David Gagnidze ’18, president of the Shenandoah-Kirkland Initiative, hopes that such events will be a step toward mending the relationship between Hamilton College and the Oneida Nation. “Traditionally, the dances are only for the Oneida community, but we were really honored that they allowed us to participate at this event.”

The dancers, wearing traditional Oneida dress, circled around the stage and invited the guests to follow in their steps while they sang and played drums. In between acts, the performers explained the meaning of their dances and the instruments used.

Lilly Pieper ’18, founder of the Shenandoah-Kirkland Initiative, was inspired by her experience at the Levitt Leadership Institute and her first-year orientation trip, American Freedom. “Knowing the history and the roots of the place that you’re living in is vital to really understanding it,” she said. “This event is a great opportunity to start a two-way relationship with the Oneidas and to open up our campus to them.
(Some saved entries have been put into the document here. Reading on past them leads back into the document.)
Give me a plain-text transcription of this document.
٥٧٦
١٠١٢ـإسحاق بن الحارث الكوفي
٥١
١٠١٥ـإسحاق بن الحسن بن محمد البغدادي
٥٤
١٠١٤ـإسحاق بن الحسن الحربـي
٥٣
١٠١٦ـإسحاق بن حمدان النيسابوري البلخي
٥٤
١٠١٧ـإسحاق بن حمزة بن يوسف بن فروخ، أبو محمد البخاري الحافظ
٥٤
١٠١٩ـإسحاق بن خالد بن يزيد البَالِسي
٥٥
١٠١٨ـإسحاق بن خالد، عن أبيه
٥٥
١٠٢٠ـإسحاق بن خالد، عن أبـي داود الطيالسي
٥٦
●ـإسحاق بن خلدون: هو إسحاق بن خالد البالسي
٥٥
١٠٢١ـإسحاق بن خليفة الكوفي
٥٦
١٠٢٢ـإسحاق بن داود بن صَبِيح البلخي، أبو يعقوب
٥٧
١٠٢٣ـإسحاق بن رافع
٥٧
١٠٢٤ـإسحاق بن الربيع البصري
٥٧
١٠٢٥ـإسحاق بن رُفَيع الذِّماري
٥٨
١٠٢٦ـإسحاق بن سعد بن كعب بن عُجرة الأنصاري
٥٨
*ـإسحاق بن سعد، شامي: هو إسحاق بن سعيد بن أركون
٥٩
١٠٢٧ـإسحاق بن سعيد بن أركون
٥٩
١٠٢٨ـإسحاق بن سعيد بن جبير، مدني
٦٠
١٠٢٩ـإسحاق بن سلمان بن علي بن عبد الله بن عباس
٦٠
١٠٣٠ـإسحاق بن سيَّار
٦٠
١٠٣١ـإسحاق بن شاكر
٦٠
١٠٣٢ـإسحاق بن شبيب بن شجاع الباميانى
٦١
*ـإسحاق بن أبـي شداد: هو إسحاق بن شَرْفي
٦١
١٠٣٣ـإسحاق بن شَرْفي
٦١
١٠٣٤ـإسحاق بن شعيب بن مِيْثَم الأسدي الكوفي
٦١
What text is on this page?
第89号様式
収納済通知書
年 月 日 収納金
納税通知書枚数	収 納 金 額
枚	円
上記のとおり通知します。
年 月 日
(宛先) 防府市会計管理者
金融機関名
Bringing social dancers and artists exposes more students and faculty members to this rich cultural history and it allows the Oneidas to share a piece of their culture.”

Gagnidze hopes that this dance could become an annual event for the community. “I could really see this being a fixture on our campus,” he said. “I hope that this will grow into a deeper relationship with the Oneida Nation. These dances are very meaningful for the Oneidas. We’re very grateful that they were kind enough to share that part of our culture with us.”